Mercury-free concentration methods Mercury mixes with materials containing gold, forming an amalgam of mercury and gold that is then heated and vaporized to obtain gold. This process can be very dangerous and cause significant health risks and exposure to mercury. In mines, mercury is used to recover small pieces of gold that mix in soil and sediments. Mercury and gold settle and combine to form an amalgam.
The gold is then extracted by vaporizing mercury. Small-scale gold mining has been taking place in the Amazon for decades, with an enormous expansion of this activity since the early 2000s. It is often done by dredging rivers, in which miners excavate sediment in search of small pieces of gold. To separate gold, miners mix liquid mercury with the sediment, which forms a layer around the gold.
After the mercury is burned, what is left behind is solid gold, which makes up 20 percent of all the gold on the world market. First, mercury mixes with materials containing gold. An amalgam of mercury and gold then forms because gold will dissolve in mercury while other impurities won't. The gold-mercury mixture is then heated to a temperature that will vaporize the mercury, leaving the gold behind.
This process does not result in 100% pure gold, but it removes most of the impurities. Mercury is cheap and easily available to miners. It is used in varying quantities and for various purposes in the ASGM, depending on factors such as regional geology, cultural preferences and scale of operation. 3 One of the most dangerous and widely used practices is a technique called amalgamation of whole minerals.

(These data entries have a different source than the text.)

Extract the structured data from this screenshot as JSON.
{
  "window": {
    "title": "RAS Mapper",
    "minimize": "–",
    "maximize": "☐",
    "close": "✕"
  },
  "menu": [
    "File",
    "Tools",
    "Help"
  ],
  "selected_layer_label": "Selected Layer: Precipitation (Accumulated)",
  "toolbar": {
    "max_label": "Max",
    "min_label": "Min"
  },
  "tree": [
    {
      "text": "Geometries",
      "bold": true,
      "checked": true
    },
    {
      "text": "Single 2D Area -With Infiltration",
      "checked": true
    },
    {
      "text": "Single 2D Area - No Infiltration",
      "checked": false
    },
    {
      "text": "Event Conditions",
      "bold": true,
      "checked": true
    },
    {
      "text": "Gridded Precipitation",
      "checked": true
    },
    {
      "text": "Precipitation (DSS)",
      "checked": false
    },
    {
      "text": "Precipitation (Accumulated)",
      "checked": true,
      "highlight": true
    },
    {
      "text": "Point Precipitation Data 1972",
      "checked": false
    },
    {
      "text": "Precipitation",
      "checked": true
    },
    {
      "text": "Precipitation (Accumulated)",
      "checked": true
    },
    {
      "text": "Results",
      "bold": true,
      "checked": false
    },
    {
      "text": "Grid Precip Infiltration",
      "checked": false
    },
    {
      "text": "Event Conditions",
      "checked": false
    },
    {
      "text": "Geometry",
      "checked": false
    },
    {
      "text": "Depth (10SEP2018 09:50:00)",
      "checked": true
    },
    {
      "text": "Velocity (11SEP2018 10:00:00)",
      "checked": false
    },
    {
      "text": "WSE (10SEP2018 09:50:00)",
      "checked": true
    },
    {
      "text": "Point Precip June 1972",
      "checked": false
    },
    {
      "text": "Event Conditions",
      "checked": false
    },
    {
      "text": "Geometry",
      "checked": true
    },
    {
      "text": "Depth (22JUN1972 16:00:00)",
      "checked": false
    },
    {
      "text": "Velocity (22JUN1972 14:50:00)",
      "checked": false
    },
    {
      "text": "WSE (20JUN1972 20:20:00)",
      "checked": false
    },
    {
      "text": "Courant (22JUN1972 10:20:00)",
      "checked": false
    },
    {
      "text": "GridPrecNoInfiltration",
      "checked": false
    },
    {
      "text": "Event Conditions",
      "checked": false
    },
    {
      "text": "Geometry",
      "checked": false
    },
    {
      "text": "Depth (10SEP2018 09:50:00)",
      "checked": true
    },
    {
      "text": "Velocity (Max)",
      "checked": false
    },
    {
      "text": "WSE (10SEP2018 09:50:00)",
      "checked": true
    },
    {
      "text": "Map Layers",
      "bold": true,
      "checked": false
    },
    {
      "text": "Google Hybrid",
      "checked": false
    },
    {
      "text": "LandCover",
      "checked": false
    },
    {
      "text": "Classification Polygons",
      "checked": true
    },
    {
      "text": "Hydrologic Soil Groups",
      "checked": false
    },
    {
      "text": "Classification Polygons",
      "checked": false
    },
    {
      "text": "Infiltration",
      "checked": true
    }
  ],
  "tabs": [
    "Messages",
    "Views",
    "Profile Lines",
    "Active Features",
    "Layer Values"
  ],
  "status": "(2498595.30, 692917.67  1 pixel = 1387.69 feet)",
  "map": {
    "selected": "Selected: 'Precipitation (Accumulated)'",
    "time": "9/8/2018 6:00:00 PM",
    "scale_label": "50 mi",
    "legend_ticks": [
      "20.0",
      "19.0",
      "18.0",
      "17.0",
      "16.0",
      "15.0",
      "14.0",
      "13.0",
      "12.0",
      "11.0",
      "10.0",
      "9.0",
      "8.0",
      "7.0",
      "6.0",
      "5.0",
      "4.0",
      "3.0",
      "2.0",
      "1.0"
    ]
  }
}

The use of mercury to extract gold has become a key part of the survival strategy of millions of the world's poor, as gold prices have skyrocketed in recent decades. Sweeping consists of moving sediments that may contain gold into a curved tray with water and moving in such a way that the gold settles on the bottom while water and other particles leave the tray. Gold is heavier than most other particles, so alternative methods usually use motion or water to separate gold from lighter particles. Mercury extracts gold particles from crushed ore to form an amalgam (an alloy) of mercury and gold.
To help artisanal gold miners eliminate the use of mercury in gold mining and reduce harmful risks to their health and the environment, the GEF recently approved the Global Opportunities for Long-Term Development (GOLD) program in the small artisanal gold mining sector program, as part of the GEF's work in the focus area of chemicals and waste. However, illegal, small-scale gold mining operations sometimes use mercury to separate gold from other materials. In the socio-economic and political conditions found in small-scale gold mining operations, the use of mercury is often considered to be the easiest and most cost-effective solution for separating gold. Mercury has long been used in artisanal and small-scale gold mining (ASGM) to extract gold from mineral sediments and rock deposits.
The small-scale artisanal gold mining (ASGM) sector exposes miners to toxic mercury when they use the chemical to extract gold from the ore. Through the GOLD program, the GEF will provide funding to countries with an important gold mining sector and where many artisanal miners still rely on mercury for gold mining.